Борис Егоров - Аполлон Григорьев
Вечерами обучение могло продолжаться исподволь: Сергей Иванович в сумерках лежал на диване, Аполлон пристраивался рядом и «шарил» в волосах учителя, а тот, в свою очередь почесывая голову ученика, рассказывал ему эпизоды из древнеримской истории.
Еще сына обучали в детстве музыке, Аполлон прекрасно играл на фортепиано. Позднее он пристрастится к гитаре и на ее фоне создаст свои лирические шедевры.

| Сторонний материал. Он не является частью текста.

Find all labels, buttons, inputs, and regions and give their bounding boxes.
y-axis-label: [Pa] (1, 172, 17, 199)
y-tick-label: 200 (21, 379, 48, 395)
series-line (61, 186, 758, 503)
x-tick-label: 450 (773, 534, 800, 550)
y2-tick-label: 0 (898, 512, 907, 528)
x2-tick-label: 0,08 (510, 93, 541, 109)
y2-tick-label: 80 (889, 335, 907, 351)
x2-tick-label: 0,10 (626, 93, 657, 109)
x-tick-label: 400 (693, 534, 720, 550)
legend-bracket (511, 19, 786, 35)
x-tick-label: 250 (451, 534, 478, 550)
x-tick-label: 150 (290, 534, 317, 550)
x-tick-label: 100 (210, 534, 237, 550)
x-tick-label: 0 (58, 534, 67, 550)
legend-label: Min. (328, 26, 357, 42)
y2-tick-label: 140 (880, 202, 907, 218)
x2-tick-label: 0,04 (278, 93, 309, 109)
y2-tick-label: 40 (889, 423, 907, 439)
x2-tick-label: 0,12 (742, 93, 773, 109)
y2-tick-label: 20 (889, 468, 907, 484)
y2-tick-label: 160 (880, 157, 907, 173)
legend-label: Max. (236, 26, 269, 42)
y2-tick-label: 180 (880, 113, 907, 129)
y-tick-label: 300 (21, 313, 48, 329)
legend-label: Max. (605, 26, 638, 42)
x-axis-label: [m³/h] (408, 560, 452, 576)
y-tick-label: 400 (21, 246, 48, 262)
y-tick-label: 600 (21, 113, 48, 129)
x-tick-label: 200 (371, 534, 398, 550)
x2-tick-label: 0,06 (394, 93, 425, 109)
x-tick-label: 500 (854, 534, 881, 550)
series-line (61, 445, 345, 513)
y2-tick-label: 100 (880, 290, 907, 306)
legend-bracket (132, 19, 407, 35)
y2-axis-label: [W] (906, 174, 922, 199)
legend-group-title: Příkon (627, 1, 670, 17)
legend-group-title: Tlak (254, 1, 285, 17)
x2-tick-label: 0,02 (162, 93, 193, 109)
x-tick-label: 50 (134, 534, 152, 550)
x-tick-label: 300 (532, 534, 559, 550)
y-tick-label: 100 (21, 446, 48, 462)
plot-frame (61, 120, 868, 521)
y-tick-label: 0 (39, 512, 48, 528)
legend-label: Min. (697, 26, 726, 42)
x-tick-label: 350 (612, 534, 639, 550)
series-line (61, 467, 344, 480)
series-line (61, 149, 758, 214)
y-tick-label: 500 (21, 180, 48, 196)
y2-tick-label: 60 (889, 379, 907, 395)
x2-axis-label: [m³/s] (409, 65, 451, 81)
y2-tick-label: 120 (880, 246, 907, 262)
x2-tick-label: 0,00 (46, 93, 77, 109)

Когда сын подрос, отец нанял ему еще гувернера француза, общение с которым принесло Аполлону прекрасное знание французского языка. Подросший, он жил уже наверху, в мезонине, занимая северную квартиру, а в аналогичной южной жил гувернер. За год до поступления Аполлона в университет француз стал сильно попивать: то ли от дворни научился, то ли своим телом дошел. Однажды он так накачался, что слетел кувырком по ступенькам лестницы до самого низу. Любивший комические эпизоды Александр Иванович в торжественном тоне рассказывал потом об этом событии и заключал: «Снисшел еси в преисподняя земли». Ясно, что гувернер был тут же уволен.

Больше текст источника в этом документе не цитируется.